Carbon-black-filled conducting composite membranes were prepared by using styrene–butadiene–rubber as matrices and incorporating with some organic crystals (2,6-di-tert-butyl-4-methyl phenol). A number of composite membranes exhibited a thermo-sensitive property which corresponded to a positive temperature coefficient (PTC) effect. It was found that processing parameters strongly affected the microstructure of composite membranes and in turn, the resistivity of membranes as well as their PTC characteristics. The effect of several main processing parameters, such as mixing parameters (temperature, time and nip gap) and vulcanization parameters (temperature, time and pressure), on the resistivity and PTC characteristic of composite membranes was investigated.

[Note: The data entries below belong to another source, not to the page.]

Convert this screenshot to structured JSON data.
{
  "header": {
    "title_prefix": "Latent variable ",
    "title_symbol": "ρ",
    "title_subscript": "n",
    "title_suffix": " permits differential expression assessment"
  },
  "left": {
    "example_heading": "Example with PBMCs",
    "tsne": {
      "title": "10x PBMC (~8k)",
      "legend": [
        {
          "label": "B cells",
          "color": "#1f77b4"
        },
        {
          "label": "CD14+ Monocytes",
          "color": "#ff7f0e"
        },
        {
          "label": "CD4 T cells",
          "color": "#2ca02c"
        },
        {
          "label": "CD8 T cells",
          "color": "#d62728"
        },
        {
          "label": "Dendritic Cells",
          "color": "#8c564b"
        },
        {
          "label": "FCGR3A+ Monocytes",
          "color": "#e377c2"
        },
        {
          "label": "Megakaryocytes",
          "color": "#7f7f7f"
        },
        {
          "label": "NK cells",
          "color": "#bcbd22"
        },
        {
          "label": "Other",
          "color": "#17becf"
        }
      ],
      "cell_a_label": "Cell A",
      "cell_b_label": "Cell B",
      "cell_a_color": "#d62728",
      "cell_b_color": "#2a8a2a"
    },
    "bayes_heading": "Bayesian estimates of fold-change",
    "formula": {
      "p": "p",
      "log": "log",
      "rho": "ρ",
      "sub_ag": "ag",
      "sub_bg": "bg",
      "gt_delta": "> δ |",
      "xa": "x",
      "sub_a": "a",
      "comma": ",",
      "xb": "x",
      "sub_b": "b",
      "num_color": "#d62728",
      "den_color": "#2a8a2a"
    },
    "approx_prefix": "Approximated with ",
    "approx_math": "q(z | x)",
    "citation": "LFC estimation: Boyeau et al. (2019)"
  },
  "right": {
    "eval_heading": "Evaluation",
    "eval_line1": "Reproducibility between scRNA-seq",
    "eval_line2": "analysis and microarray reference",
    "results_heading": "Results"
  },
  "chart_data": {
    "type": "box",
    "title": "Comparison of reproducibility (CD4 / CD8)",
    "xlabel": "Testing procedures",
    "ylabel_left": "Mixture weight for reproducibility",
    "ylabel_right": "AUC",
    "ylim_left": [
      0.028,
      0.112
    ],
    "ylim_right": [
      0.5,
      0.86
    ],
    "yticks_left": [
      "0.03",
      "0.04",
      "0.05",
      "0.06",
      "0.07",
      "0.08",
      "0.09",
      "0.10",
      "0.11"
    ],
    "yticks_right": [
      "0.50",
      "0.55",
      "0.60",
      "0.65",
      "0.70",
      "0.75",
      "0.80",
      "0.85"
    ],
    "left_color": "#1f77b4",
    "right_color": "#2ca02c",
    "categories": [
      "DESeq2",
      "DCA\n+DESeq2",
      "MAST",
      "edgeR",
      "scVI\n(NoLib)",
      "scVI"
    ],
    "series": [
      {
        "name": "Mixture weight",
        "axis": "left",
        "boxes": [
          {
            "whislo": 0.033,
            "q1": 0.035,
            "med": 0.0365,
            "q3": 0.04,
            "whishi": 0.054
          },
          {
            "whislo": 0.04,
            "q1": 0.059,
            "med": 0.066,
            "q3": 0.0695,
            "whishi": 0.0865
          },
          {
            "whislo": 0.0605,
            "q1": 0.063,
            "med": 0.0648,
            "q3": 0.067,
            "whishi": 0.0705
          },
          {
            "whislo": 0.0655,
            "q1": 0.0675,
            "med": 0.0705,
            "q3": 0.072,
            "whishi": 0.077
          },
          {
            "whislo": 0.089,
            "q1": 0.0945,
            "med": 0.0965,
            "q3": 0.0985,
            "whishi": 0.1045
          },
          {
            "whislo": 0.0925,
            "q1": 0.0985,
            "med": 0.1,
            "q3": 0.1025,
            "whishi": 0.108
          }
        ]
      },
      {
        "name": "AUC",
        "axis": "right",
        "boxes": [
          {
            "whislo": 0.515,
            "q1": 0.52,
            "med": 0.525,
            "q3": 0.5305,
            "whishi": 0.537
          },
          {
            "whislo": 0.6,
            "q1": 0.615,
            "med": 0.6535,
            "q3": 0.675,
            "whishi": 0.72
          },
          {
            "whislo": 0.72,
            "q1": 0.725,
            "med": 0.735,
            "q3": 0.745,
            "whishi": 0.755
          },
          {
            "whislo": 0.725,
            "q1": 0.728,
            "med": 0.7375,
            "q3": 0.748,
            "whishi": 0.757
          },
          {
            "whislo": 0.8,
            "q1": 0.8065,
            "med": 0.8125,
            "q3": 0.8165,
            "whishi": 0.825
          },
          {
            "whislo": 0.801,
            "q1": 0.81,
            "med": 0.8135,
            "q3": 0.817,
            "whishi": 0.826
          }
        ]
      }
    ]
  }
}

The results obtained from resistivity measurements, DSC thermograms, SEM micrographs and X-ray diffraction patterns revealed that, by using optimized mixing and vulcanization parameters, the obtained composite membranes showed a microcrystal-embedded structure and their resistivity against carbon black content exhibited a tangible percolation behavior. It was also found that the PTC characteristics of some composite membranes prepared by optimized processing parameters appeared to be stable for an acceptable long term.